Notation. This question deals with series of real terms $\{a_n\}_{n\in\Bbb N}$ such that $\limsup_{n\to\infty}\sqrt[n]{|a_n|}=1$: the following terminology is used.
- If $\lim_{N\to\infty}\sum_0^N a_n=\lim_{N\to\infty} s_N=\sum_0^\infty a_n=\pm\infty$ the series is divergent.
- If $-\infty<\lim_{N\to\infty} s_N=\sum_0^\infty a_n<+\infty$ the series is convergent.
- If $\nexists\lim_{N\to\infty} s_N=\sum_0^\infty a_n$ i.e. $\liminf_{N\to\infty} s_N\neq \limsup_{N\to\infty} s_N$ the series is not convergent or oscillating.

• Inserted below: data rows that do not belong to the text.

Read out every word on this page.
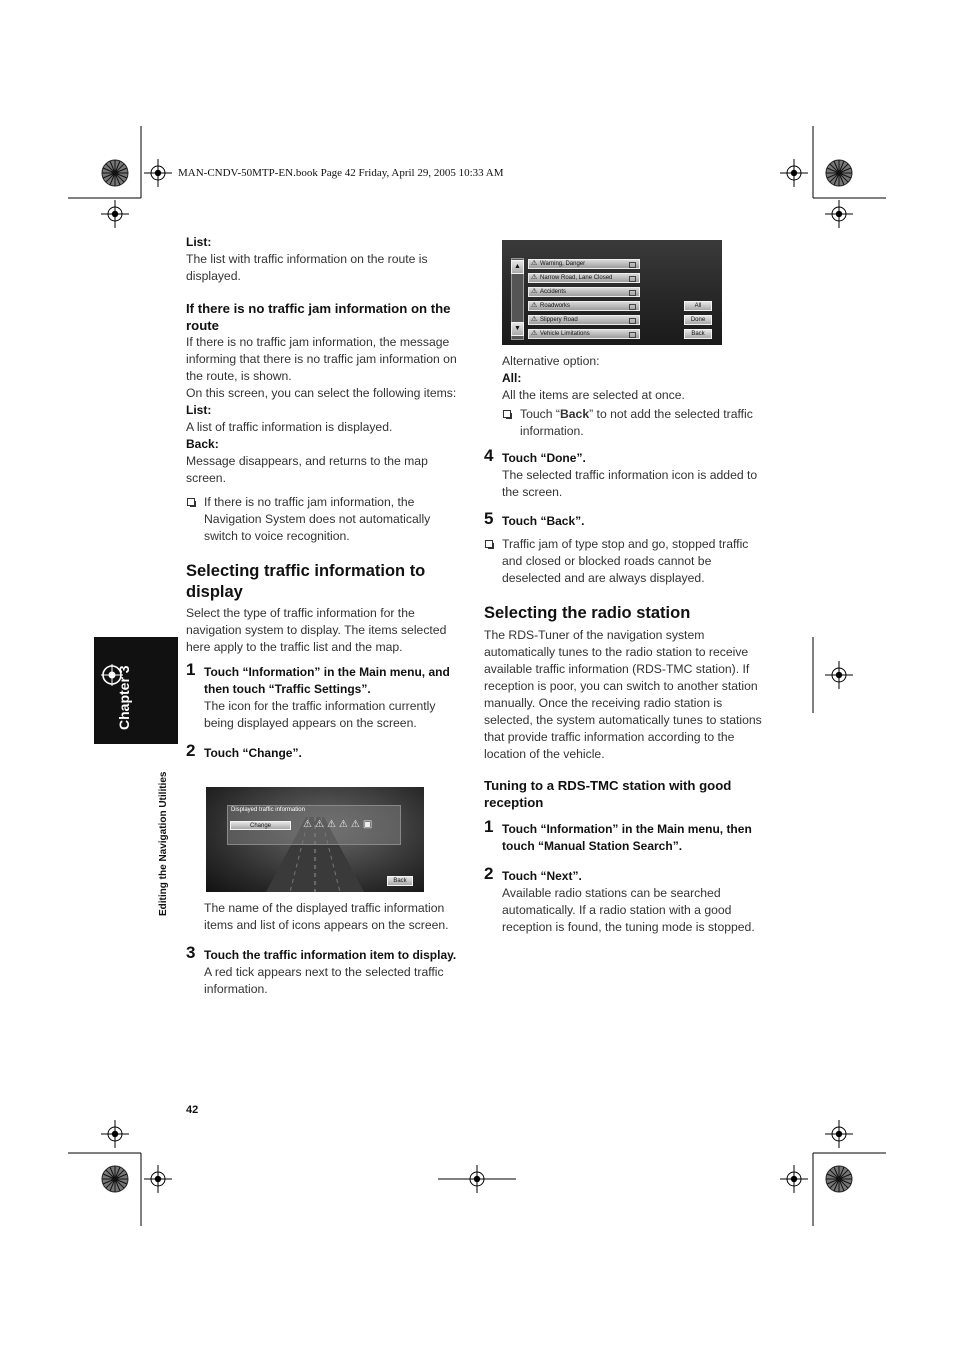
MAN-CNDV-50MTP-EN.book Page 42 Friday, April 29, 2005 10:33 AM
Chapter 3
Editing the Navigation Utilities
List:
The list with traffic information on the route is displayed.
If there is no traffic jam information on the route
If there is no traffic jam information, the message informing that there is no traffic jam information on the route, is shown.
On this screen, you can select the following items:
List:
A list of traffic information is displayed.
Back:
Message disappears, and returns to the map screen.
If there is no traffic jam information, the Navigation System does not automatically switch to voice recognition.
Selecting traffic information to display
Select the type of traffic information for the navigation system to display. The items selected here apply to the traffic list and the map.
1 Touch “Information” in the Main menu, and then touch “Traffic Settings”.
The icon for the traffic information currently being displayed appears on the screen.
2 Touch “Change”.
Displayed traffic information
Change	⚠⚠⚠⚠⚠▣
Back
The name of the displayed traffic information items and list of icons appears on the screen.
3 Touch the traffic information item to display.
A red tick appears next to the selected traffic information.
▲
▼
⚠ Warning, Danger
⚠ Narrow Road, Lane Closed
⚠ Accidents
⚠ Roadworks
⚠ Slippery Road
⚠ Vehicle Limitations
All
Done
Back
Alternative option:
All:
All the items are selected at once.
Touch “Back” to not add the selected traffic information.
4 Touch “Done”.
The selected traffic information icon is added to the screen.
5 Touch “Back”.
Traffic jam of type stop and go, stopped traffic and closed or blocked roads cannot be deselected and are always displayed.
Selecting the radio station
The RDS-Tuner of the navigation system automatically tunes to the radio station to receive available traffic information (RDS-TMC station). If reception is poor, you can switch to another station manually. Once the receiving radio station is selected, the system automatically tunes to stations that provide traffic information according to the location of the vehicle.
Tuning to a RDS-TMC station with good reception
1 Touch “Information” in the Main menu, then touch “Manual Station Search”.
2 Touch “Next”.
Available radio stations can be searched automatically. If a radio station with a good reception is found, the tuning mode is stopped.
42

The heart of the matter. This question was inspired by this one and related answers. Simply stated, the result proved there says that if $\{a_n\}_{n\in\Bbb N}$ is a real sequence such that $\lim_{N\to\infty} s_N=\sum_0^\infty a_n$ exists, then
$$
\text{if }\lim_{x\to 1^-}\sum_{n=0}^\infty a_n x^n\text{ is finite}\implies \sum_{n=0}^\infty a_n\neq\pm\infty\label{1}\tag{1}
$$
i.e. Abel summability of the series implies that it cannot diverge. As noted by p4sch, if we even assume that $s_N$ is not converging, it can nevertheless happen that its Abel summability implies its boundedness, as the elementary example
$$
\{a_n\}_{n\in\Bbb N}=\{(-1)^n\}_{n\in\Bbb N}
$$ shows. This leads to the following
Question: does Abel summability of the series $\sum_0^N a_n$ always implies the boundedness of the sequence $\{s_N\}_{n\in\Bbb N}$ of its partial sums, or more precisely does the following implication holds?
$$
\text{if }\lim_{x\to 1^-}\sum_{n=0}^\infty a_n x^n\text{ is finite}\implies -\infty<\liminf_{N\to\infty}\sum_{n=0}^N a_n\le\limsup_{N\to\infty}\sum_{n=0}^N a_n<+\infty\label{2}\tag{2}
$$
My attempt. I tried to extend the method of proof used by zwh, since it seemed suited to obtain the sought for result. I started attacking the problem by trying to prove that
$$
\lim_{x\to 1^-}\sum_{n=0}^\infty a_n x^n\neq\infty \implies \limsup_{N\to\infty}\sum_{n=0}^N a_n<+\infty\label{1a}\tag{1a}
$$
provided $\liminf_{N\to\infty} s_N>-\infty$. Now it is only the right side of \eqref{1a} which holds therefore, for a general positive $M$, there exist an integer $N'$ for which there exists an infity of partial sums $s_{n_i}$ (but not all) such that
$$
s_{n_i}\ge M\qquad\forall n_{i}>N'\label{3}\tag{3}
$$
Thus we have
$$
\begin{split}
\sum_{n=0}^\infty a_n x^n &= (1-x)\sum_{n=0}^\infty s_nx^n\\
&= (1-x)\left(\sum_{n=0}^{N'} s_nx^n + \sum_{n_i\ge N'+1}^\infty s_{n_i}x^{n_i} +\sum_{n_j\ge N'+1}^\infty s_{n_j}x^{n_j}\right)
\end{split}
$$
where the partial sums $\{s_{n_j}\}_{j\in\Bbb N}$ are the ones which do not satisfy \eqref{3}. At this point, however, I am not able to find an arbitrary large lower bound for $\sum_{n=0}^\infty a_n x^n$ and obtain the "reductio ad absurdum".
Best Answer
I think the statement is in general false. Consider $$f(x):=\sum_{n\geq1}(-1)^{n+1}nx^n=\frac{x}{(1+x)^2}$$ $f(x)$ converges to $1/4$ as $x\rightarrow1-$ but partial sums of the series $\sum_{n\geq1}(-1)^{n+1}n$ oscillate with increasing amplitude: $-1,1,-2,2,...,-n,n,...$